Abstract
Training deep neural networks (DNNs) is predominantly carried out using stochastic gradient descent and its variants.
While these methods are robust and widely applicable, their convergence often deteriorates for large-scale, ill-conditioned, or stiff problems commonly encountered in scientific machine learning.
This has motivated the development of more advanced training strategies that can accelerate convergence, offer better parallelism, enable convergence control, and facilitate the automatic tuning of hyperparameters.
To this end, we introduce a novel training framework for DNNs inspired by nonlinear multilevel and domain-decomposition (ML-DD) methods.
Starting from deterministic ML-DD algorithms, we will discuss how to ensure the convergence in the presence of the subsampling noise.
Moreover, we will present several strategies for constructing a hierarchy of subspaces by exploring the properties of the network architecture, data representation, and the loss function.

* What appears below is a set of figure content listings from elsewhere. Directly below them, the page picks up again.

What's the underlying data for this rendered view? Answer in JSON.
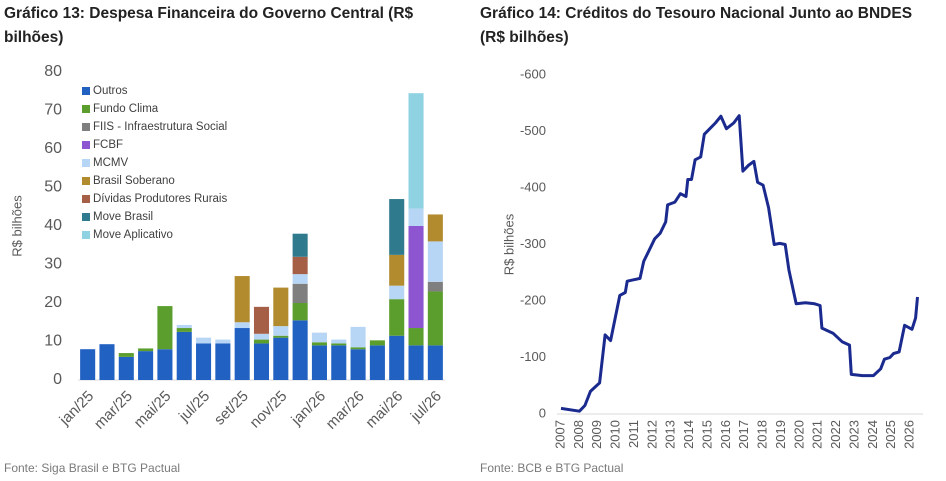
{
  "chart_data": [
    {
      "type": "bar",
      "stacked": true,
      "title": "Gráfico 13: Despesa Financeira do Governo Central (R$ bilhões)",
      "y_label": "R$ bilhões",
      "source": "Fonte: Siga Brasil e BTG Pactual",
      "categories": [
        "jan/25",
        null,
        "mar/25",
        null,
        "mai/25",
        null,
        "jul/25",
        null,
        "set/25",
        null,
        "nov/25",
        null,
        "jan/26",
        null,
        "mar/26",
        null,
        "mai/26",
        null,
        "jul/26"
      ],
      "ylim": [
        0,
        80
      ],
      "yticks": [
        0,
        10,
        20,
        30,
        40,
        50,
        60,
        70,
        80
      ],
      "grid": false,
      "series": [
        {
          "name": "Outros",
          "color": "#2161c2",
          "values": [
            8,
            9.3,
            6,
            7.5,
            8,
            12.5,
            9.5,
            9.5,
            13.5,
            9.5,
            11,
            15.5,
            9,
            9,
            8,
            9,
            11.5,
            9,
            9
          ]
        },
        {
          "name": "Fundo Clima",
          "color": "#5c9e2e",
          "values": [
            0,
            0,
            1,
            0.7,
            11.2,
            1,
            0,
            0,
            0,
            1,
            0.5,
            4.5,
            0.8,
            0.5,
            0.5,
            1.3,
            9.5,
            4.5,
            14
          ]
        },
        {
          "name": "FIIS - Infraestrutura Social",
          "color": "#7f7f7f",
          "values": [
            0,
            0,
            0,
            0,
            0,
            0,
            0,
            0,
            0,
            0,
            0,
            5,
            0,
            0,
            0,
            0,
            0,
            0,
            2.5
          ]
        },
        {
          "name": "FCBF",
          "color": "#8e55d0",
          "values": [
            0,
            0,
            0,
            0,
            0,
            0,
            0,
            0,
            0,
            0,
            0,
            0,
            0,
            0,
            0,
            0,
            0,
            26.5,
            0
          ]
        },
        {
          "name": "MCMV",
          "color": "#b7d5f4",
          "values": [
            0,
            0,
            0,
            0,
            0,
            0.8,
            1.5,
            1,
            1.5,
            1.5,
            2.5,
            2.5,
            2.5,
            1,
            5.3,
            0,
            3.5,
            4.5,
            10.5
          ]
        },
        {
          "name": "Brasil Soberano",
          "color": "#b38b2f",
          "values": [
            0,
            0,
            0,
            0,
            0,
            0,
            0,
            0,
            12,
            0,
            10,
            0,
            0,
            0,
            0,
            0,
            8,
            0,
            7
          ]
        },
        {
          "name": "Dívidas Produtores Rurais",
          "color": "#a45f46",
          "values": [
            0,
            0,
            0,
            0,
            0,
            0,
            0,
            0,
            0,
            7,
            0,
            4.5,
            0,
            0,
            0,
            0,
            0,
            0,
            0
          ]
        },
        {
          "name": "Move Brasil",
          "color": "#2f7b8d",
          "values": [
            0,
            0,
            0,
            0,
            0,
            0,
            0,
            0,
            0,
            0,
            0,
            6,
            0,
            0,
            0,
            0,
            14.5,
            0,
            0
          ]
        },
        {
          "name": "Move Aplicativo",
          "color": "#8fd3e2",
          "values": [
            0,
            0,
            0,
            0,
            0,
            0,
            0,
            0,
            0,
            0,
            0,
            0,
            0,
            0,
            0,
            0,
            0,
            30,
            0
          ]
        }
      ]
    },
    {
      "type": "line",
      "title": "Gráfico 14: Créditos do Tesouro Nacional Junto ao BNDES (R$ bilhões)",
      "y_label": "R$ bilhões",
      "source": "Fonte: BCB e BTG Pactual",
      "xlim": [
        2007,
        2026.7
      ],
      "xticks": [
        2007,
        2008,
        2009,
        2010,
        2011,
        2012,
        2013,
        2014,
        2015,
        2016,
        2017,
        2018,
        2019,
        2020,
        2021,
        2022,
        2023,
        2024,
        2025,
        2026
      ],
      "ylim": [
        0,
        -600
      ],
      "yticks": [
        -600,
        -500,
        -400,
        -300,
        -200,
        -100,
        0
      ],
      "grid": false,
      "series": [
        {
          "name": "Créditos",
          "color": "#1b2a8e",
          "x": [
            2007.0,
            2008.0,
            2008.3,
            2008.6,
            2009.1,
            2009.4,
            2009.7,
            2010.2,
            2010.5,
            2010.6,
            2011.3,
            2011.5,
            2011.8,
            2012.1,
            2012.4,
            2012.7,
            2012.8,
            2013.2,
            2013.5,
            2013.8,
            2013.9,
            2014.1,
            2014.3,
            2014.6,
            2014.8,
            2015.1,
            2015.4,
            2015.7,
            2016.0,
            2016.4,
            2016.7,
            2016.9,
            2017.2,
            2017.5,
            2017.7,
            2018.0,
            2018.3,
            2018.6,
            2018.9,
            2019.2,
            2019.4,
            2019.8,
            2020.3,
            2020.8,
            2021.1,
            2021.2,
            2021.8,
            2022.3,
            2022.7,
            2022.8,
            2023.4,
            2024.0,
            2024.4,
            2024.6,
            2024.9,
            2025.1,
            2025.4,
            2025.7,
            2026.1,
            2026.3,
            2026.4
          ],
          "values": [
            -10,
            -5,
            -15,
            -40,
            -55,
            -140,
            -130,
            -210,
            -215,
            -235,
            -240,
            -270,
            -290,
            -310,
            -320,
            -340,
            -370,
            -375,
            -390,
            -385,
            -415,
            -415,
            -450,
            -455,
            -495,
            -505,
            -515,
            -527,
            -505,
            -515,
            -528,
            -430,
            -440,
            -447,
            -410,
            -405,
            -365,
            -300,
            -302,
            -300,
            -255,
            -195,
            -197,
            -195,
            -192,
            -152,
            -143,
            -128,
            -122,
            -70,
            -68,
            -68,
            -80,
            -97,
            -100,
            -107,
            -110,
            -157,
            -150,
            -170,
            -207
          ]
        }
      ]
    }
  ]
}
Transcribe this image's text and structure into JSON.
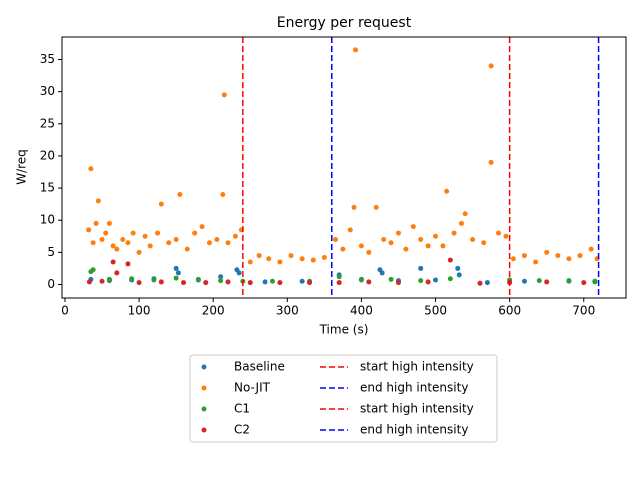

The performance of the proposed ML-DD training algorithms will be demonstrated through a series of numerical experiments from the field of scientific machine learning, such as physics-informed neural networks or operator learning approaches.
[1] Gratton, S., Kopaničáková, A., & Toint, P. L. (2023). Multilevel objective-function-free optimization with an application to neural networks training. SIAM Journal on Optimization, 33(4), 2772-2800.
[2] Gratton, S., Kopaničáková, A., & Toint, P. (2025). Recursive bound-constrained AdaGrad with applications to multilevel and domain decomposition minimization. arXiv preprint arXiv:2507.11513.